The Jewish Community Foundation of Southern Arizona announced last week that the Shaol & Evelyn Pozez Endowment Fund has received a multi-million dollar bequest from the Pozez estate. Thirty-six nonprofit organizations have been named as beneficiaries and will receive an initial distribution in early 2013. These beneficiaries, which provide services to both the Jewish and non-Jewish community, include nonprofits in Tucson, throughout the country and in Israel. “All of these organizations will benefit in perpetuity from this funding, which will help them continue to provide for those they serve,” says Carol Karsch, JCF executive director.
Shaol Pozez, who died on Nov. 15, 1999, and his wife, Evie, who died on Dec. 17, 2010, moved to Tucson in 1984 to be near Shaol’s cousin Louis and his wife, Ruthann, who had settled here previously. Evie was born in Iowa City, Iowa, and graduated from the University of Iowa before moving to Tulsa, Okla., where she met Shaol. She was a passionate Zionist who strongly supported Jewish causes, notes Karsch. With her husband, Evie was instrumental in the building of the Jewish Federation of Southern Arizona campus, Tucson Hebrew Academy and the Tucson Jewish Community Center. She helped establish the Lion of Judah division of Women’s Philanthropy at the Federation and served on many boards within the community. In the greater Tucson community, she supported the Angel Charity for Children, Inc. and the El Rio Health Center Foundation, among others.
Shaol and Louis founded and operated Payless Shoes. This enterprise started with one store in Topeka, Kansas in 1956, went public in 1962 with 32 stores, and eventually had 5,000 stores in the United States, Canada and overseas. Not only was Shaol a major leader in the Tucson community, says Karsch, lending wisdom and support to a wide range of social, cultural, political, and educational endeavors, he was also an active philanthropist in his hometown of Topeka. “Shaol and Evie’s lives made a difference and had a tremendous impact for good in the world through their lifelong tradition of tikkun olam, ‘repairing the world,’ making it a better place for everyone.
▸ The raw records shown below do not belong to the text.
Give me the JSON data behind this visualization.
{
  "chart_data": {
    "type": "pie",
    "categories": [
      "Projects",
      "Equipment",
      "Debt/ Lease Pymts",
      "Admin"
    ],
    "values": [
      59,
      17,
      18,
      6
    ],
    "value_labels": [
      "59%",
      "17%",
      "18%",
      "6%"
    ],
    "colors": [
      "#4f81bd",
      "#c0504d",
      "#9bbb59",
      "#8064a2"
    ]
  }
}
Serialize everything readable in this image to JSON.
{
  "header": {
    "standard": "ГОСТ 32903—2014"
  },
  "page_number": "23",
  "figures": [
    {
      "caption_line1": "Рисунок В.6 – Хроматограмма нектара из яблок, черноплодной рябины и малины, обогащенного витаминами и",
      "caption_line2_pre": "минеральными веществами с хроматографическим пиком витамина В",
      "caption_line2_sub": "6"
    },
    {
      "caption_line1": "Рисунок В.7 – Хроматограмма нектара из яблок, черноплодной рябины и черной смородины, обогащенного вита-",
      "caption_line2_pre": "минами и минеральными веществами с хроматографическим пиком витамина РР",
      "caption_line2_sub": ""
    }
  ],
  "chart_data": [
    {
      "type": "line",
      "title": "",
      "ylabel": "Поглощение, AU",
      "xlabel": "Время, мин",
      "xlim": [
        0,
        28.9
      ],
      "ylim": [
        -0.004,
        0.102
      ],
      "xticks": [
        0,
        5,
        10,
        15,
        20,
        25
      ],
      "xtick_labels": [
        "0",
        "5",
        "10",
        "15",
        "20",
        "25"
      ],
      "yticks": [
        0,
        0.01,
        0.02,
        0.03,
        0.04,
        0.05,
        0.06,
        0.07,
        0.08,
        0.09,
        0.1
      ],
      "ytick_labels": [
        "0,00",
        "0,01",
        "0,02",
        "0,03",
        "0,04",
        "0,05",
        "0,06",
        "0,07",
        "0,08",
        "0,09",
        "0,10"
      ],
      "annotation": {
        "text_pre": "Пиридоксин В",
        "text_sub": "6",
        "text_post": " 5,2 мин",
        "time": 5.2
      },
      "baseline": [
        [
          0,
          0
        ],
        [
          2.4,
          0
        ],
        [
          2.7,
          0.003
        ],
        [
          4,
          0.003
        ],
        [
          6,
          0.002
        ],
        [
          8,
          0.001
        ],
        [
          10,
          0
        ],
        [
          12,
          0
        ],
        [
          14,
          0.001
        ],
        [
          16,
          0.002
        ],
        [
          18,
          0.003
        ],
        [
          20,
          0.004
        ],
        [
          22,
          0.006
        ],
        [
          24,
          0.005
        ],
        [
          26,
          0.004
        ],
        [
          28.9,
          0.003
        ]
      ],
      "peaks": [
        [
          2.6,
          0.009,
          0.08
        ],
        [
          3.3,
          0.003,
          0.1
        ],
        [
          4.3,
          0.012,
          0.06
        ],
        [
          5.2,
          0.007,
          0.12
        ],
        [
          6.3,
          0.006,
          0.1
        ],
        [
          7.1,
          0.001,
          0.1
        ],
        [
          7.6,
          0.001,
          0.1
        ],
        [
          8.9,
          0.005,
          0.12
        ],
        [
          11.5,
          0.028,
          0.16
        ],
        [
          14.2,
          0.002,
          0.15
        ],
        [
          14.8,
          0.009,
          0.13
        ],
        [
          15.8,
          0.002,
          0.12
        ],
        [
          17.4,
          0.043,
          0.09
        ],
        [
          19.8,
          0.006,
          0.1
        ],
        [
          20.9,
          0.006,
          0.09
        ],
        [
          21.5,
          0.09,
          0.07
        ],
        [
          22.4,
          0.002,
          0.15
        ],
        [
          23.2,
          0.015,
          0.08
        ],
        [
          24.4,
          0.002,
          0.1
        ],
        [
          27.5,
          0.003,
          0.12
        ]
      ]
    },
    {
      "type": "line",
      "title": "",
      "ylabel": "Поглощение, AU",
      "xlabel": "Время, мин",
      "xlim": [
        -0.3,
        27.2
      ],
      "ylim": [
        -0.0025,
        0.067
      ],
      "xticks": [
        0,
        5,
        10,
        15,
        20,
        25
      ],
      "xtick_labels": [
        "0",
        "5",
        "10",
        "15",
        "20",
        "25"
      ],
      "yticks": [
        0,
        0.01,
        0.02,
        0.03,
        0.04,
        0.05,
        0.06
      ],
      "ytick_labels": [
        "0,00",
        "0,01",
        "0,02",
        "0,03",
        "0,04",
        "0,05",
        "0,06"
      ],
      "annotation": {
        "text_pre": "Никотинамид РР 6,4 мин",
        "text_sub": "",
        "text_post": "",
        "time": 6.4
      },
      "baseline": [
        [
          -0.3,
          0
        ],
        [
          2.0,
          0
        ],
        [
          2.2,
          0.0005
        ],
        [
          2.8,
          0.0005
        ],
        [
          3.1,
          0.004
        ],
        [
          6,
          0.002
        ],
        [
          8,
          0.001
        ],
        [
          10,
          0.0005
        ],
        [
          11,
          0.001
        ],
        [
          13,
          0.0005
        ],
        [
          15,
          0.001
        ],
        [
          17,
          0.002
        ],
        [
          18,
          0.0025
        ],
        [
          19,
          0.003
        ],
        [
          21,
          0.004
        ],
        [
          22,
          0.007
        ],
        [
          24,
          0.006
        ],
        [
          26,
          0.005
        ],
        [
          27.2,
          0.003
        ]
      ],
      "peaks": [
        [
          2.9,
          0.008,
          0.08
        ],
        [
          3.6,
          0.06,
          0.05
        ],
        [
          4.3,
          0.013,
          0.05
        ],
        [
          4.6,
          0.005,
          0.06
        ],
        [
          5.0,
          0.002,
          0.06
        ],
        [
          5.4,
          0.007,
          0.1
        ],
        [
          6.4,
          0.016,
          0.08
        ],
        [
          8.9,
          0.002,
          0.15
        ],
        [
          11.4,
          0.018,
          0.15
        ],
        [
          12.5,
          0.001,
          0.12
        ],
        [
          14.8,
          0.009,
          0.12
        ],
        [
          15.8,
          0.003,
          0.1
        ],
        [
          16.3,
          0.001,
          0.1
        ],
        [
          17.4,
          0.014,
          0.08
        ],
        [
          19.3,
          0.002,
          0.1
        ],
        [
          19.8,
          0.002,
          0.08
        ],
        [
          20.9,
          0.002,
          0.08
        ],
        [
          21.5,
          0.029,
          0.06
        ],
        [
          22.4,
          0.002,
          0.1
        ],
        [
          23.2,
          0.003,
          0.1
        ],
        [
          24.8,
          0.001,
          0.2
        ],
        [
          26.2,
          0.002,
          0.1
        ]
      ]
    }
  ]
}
As true leaders of the community, they set a wonderful example,” says Karsch.
Karsch recalls how Shaol and Evie quietly initiated projects and supported virtually every organization and event. “Evie was the first to RSVP, always with a kind remark, and Shaol was invariably the first to applaud a speaker, charismatically leading the crowd and urging action.
“On Oct. 14, 1991, the very first signing night for the Endowment Book of Life, Evie and Shaol signed page 25, emotionally toasting, ‘L’Chaim’ and committing to support their many causes even beyond their own lifetimes,” says Karsch.
The Foundation’s total assets exceed $65 million and, from inception, it has distributed more than $64 million in grants to more than 500 nonprofit organizations supporting both Jewish and non-Jewish causes in Tucson, Israel, nationally and throughout the world.